The latest staffing moves of United States Attorney General Jeff Sessions, who famously said “good people don’t smoke marijuana,” have Justice Department watchers convinced he is preparing to open new fronts in the drug war.
You might think that the Attorney General, the President who nominated him and the U.S. Senate who confirmed him to the position would all have a clearly articulated and well-reasoned position on one of the thorniest issues facing the position – how to deal with the problem of state-level rejection of marijuana prohibition. You would be wrong.
Since Jeff Sessions was first discussed as an Attorney General candidate, policy analysts cautioned that he might be ill-equipped to deal with the current realities of drug prohibition in the United States. With every new election cycle, another state or states decide to allow medicinal or recreational growing, sale, possession, and use of marijuana. That it remains illegal for any purpose in any amount under federal law presents something of a challenge.
During the confirmation process in written responses to questions from the Senate Judiciary Committee, Sessions stated he would “review and evaluate” the basis and effectiveness of the Cole Memorandum, an attempt to direct U.S. Attorneys away from prosecuting marijuana crimes where the activity is legal under state law. He seems to duck any opportunity to assure the millions of people who use grow or sell marijuana legally under state law that they can continue to do so, all the while not missing a chance to criticize, if not demonize the drug itself and occasionally its users.
With a new multi-billion-dollar industry at stake, not to mention the good health and freedom of many, interested parties have to look for indirect announcements to gauge where things are headed. The situation continues to look grim for those who favor the current trend of decreasing federal involvement in marijuana prohibition. That was the focus of a detailed piece at the Washington Post this weekend by Sari Horwitz on Sessions’ elevation of Steven H. Cook to his inner circle.
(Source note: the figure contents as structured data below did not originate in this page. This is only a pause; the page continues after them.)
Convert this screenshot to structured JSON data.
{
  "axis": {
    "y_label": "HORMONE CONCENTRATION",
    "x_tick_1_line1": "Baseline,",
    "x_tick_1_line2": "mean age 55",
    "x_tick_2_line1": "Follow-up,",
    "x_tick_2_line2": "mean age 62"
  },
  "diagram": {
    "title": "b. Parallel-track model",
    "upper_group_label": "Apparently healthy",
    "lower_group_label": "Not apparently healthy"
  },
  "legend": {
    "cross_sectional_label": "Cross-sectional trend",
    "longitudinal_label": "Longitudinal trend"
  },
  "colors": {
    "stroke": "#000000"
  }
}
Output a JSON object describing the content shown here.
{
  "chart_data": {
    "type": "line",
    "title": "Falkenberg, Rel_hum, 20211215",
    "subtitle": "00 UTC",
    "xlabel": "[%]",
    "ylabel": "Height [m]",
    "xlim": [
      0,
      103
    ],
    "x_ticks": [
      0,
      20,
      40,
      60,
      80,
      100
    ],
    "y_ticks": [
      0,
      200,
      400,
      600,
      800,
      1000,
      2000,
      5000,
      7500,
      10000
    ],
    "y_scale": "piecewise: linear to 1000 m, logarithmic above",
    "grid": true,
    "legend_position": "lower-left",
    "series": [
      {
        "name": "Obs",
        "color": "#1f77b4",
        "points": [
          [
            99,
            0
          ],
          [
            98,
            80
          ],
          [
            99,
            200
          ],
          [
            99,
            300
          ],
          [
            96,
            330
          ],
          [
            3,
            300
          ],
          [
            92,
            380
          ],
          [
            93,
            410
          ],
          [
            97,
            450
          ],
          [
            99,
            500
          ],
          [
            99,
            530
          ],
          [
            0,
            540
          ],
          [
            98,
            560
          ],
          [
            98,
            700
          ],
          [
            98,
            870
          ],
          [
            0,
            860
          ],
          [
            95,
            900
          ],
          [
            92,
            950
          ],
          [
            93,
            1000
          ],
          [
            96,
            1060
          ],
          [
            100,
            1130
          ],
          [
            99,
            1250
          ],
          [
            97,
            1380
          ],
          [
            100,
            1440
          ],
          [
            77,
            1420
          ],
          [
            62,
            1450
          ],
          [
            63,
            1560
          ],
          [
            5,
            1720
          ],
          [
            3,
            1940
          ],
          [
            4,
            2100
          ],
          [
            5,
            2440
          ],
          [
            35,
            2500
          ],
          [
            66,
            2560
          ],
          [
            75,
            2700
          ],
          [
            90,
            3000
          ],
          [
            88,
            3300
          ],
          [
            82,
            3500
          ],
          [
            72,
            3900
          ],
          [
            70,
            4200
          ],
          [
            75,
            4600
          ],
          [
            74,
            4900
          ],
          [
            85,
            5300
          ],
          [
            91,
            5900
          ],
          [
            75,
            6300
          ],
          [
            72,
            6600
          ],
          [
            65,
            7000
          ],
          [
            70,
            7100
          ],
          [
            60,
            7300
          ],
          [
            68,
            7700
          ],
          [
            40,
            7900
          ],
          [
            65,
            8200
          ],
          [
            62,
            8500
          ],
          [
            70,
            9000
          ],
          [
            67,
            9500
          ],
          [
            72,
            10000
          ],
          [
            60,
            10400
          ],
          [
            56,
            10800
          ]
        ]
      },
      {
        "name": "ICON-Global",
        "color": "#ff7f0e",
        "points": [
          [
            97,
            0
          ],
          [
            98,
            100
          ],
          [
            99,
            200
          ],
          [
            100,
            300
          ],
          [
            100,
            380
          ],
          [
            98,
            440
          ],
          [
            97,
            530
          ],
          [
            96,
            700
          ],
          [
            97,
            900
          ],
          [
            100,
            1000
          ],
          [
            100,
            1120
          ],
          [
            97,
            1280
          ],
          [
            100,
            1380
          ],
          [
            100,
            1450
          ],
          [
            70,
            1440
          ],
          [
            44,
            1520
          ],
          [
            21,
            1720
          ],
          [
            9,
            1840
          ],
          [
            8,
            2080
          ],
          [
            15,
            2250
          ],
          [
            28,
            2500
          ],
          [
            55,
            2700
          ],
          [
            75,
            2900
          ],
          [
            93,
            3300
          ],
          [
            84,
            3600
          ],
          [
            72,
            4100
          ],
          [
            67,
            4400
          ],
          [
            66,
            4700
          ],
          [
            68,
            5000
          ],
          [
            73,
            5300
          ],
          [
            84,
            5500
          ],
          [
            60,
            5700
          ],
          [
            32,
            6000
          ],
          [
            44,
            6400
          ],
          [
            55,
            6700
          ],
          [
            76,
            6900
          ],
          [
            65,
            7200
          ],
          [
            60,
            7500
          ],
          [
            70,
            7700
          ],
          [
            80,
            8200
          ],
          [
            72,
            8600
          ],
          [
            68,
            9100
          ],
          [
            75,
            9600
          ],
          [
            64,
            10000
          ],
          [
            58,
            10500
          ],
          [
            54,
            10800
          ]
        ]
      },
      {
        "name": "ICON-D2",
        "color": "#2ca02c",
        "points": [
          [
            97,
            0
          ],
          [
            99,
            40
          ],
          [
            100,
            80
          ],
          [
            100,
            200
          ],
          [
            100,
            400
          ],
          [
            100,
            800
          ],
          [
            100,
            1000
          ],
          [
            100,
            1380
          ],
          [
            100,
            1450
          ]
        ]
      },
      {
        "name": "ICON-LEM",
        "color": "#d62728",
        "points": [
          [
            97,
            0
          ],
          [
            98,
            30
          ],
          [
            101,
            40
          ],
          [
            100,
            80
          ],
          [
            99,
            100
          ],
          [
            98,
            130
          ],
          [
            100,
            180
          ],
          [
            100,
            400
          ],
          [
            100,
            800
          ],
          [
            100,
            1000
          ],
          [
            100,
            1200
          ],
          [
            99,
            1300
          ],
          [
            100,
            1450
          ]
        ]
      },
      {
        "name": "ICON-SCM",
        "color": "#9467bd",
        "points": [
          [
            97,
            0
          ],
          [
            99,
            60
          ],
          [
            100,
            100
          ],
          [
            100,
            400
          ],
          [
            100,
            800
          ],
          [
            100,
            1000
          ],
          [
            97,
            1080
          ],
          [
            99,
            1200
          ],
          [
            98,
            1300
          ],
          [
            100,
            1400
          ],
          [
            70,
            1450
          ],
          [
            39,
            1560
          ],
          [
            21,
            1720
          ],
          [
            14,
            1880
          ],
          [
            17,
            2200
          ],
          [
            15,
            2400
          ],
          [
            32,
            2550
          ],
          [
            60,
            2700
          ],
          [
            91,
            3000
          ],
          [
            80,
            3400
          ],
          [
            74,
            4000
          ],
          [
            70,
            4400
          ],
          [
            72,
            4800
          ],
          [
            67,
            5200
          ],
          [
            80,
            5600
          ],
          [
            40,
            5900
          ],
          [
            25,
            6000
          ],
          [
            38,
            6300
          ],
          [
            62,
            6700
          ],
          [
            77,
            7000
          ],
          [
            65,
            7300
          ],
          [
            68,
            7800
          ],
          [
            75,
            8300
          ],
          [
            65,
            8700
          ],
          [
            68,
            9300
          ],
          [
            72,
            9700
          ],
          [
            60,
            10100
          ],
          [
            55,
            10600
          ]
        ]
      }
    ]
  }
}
Cook, we learn, is a zealous advocate for treating drug users and all those in the supply chain as criminals. You may think the lady at the store who sells Mawmaw her cancer medicine is just a harmless hippy. To Cook, she’s a drug trafficker who should be prosecuted..
Liberty Nation asked the Director of Cato Institute’s Project on Criminal Justice Tim Lynch what Sessions could do to turn back the tide of legalization. He said that “As a practical matter, Sessions cannot turn back the tide. What he can do is slow down the legalization movement with some selective enforcement of federal law in the jurisdictions that have legalized. A few raids on newly established stores and confiscation of property would disrupt the market and scare away potential investors.”
What does Lynch expect to see in the next year or two from the DOJ on marijuana?
I expect the DEA will be using undercover sting operations against the legal stores in the states that have legalized. They will try to create the impression that the local rules pertaining to marijuana are not being followed and that regulations are flouted. They will try to establish connections between a criminal organization and legal store or grow operation in an attempt to discredit legalization. The ironic thing is that the criminal cartels hope Sessions will crack down on the legal market, which cuts into their market share of marijuana sales.
In 2017 it seems hard to grant the respect due to a reasonable difference of opinion with drug war advocates. Particularly concerning marijuana. We know that the drug itself is not terribly toxic nor strongly addictive. Why prohibition then? As columnist A. Barton Hinkle recently stated, “philosophically, the war on marijuana belongs to those who favor the Nanny State.” Indeed.
Hopefully, President Trump will speak directly to the issue. It’s one that’s crying out for clear leadership and is certainly big enough in terms of lives and fortunes to merit his time and attention. Perhaps a tweet or two?